As you might notice, there’s an inverse operation for the weight \(W\) involved when the 1x1 convolution is forwarding reversely. As a result, an error can occur when the weight \(W\) is not invertible, even though it seldom happens.

To our best knowledge, there’s no elegant solution to address this, but an easy way to workaround: If this happens unfortunately during the training, one can try to restart from the recent checkpoint.

A complete flow block¶

Now we have the Invertible 1x1 Convolution. Together with the aforementioned Actnorm and Coupling Layer, we are ready to try out the power of the Glow by plugging the block into the model we had in the NFs tutorial!

[21]:

class ActNorm(nn.Module):
    def __init__(self, in_channel):
        super().__init__()

        self.loc = nn.Parameter(torch.zeros(1, in_channel, 1, 1))
        self.log_scale = nn.Parameter(torch.zeros(1, in_channel, 1, 1))
        self.register_buffer("initialized", torch.tensor(0, dtype=torch.uint8))
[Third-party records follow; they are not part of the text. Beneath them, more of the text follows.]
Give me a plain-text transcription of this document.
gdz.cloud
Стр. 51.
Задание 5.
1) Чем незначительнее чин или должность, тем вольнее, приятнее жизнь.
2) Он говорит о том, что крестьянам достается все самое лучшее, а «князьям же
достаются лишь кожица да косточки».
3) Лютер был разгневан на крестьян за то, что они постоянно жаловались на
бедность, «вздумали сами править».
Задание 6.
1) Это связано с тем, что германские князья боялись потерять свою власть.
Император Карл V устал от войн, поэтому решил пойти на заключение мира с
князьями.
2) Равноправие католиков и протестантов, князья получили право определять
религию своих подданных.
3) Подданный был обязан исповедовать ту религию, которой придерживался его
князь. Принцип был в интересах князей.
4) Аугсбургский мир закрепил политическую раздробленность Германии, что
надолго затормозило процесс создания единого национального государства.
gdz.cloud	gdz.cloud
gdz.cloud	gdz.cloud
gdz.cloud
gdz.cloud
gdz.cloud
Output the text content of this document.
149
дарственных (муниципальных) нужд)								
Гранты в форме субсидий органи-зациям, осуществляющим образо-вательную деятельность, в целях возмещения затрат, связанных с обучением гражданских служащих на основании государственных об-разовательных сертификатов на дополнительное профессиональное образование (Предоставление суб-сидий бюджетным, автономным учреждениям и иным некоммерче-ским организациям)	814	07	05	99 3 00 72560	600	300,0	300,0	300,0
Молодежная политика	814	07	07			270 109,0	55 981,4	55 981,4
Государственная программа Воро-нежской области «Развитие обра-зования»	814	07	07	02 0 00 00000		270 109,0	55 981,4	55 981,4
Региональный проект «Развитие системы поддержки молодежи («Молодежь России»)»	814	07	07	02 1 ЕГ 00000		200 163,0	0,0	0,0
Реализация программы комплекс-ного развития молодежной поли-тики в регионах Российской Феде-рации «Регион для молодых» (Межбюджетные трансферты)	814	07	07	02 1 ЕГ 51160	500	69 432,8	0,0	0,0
    def initialize(self, input):

        with torch.no_grad():
            flatten = input.permute(1, 0, 2, 3).contiguous().view(input.shape[1], -1)
            mean = (
                flatten.mean(1)
                .unsqueeze(1)
                .unsqueeze(2)
                .unsqueeze(3)
                .permute(1, 0, 2, 3)
            )
            std = (
                flatten.std(1)
                .unsqueeze(1)
                .unsqueeze(2)
                .unsqueeze(3)
                .permute(1, 0, 2, 3)
            )

            self.loc.data.copy_(-mean)
            self.log_scale.data.copy_(-std.clamp_(min=1e-6).log())

    def forward(self, input, logdet, reverse=False):
        _, _, height, width = input.shape

        if self.initialized.item() == 0:
            self.initialize(input)
            self.initialized.fill_(1)

        dlogdet = height * width * torch.sum(self.log_scale)

        if not reverse:
            logdet += dlogdet
            return self.log_scale.exp() * (input + self.loc), logdet

        else:
            dlogdet *= -1
            logdet += dlogdet
            return input / self.log_scale.exp() - self.loc, logdet

A sample code for Actnorm is provided above.

As for Coupling Layer, please refer to the one in the NFs tutorial.

Conclusion¶

We’ve learned an advanced flow-based layer from the Glow model, an Invertible 1x1 convolution, which is adapted from the typical 1x1 convolution layers.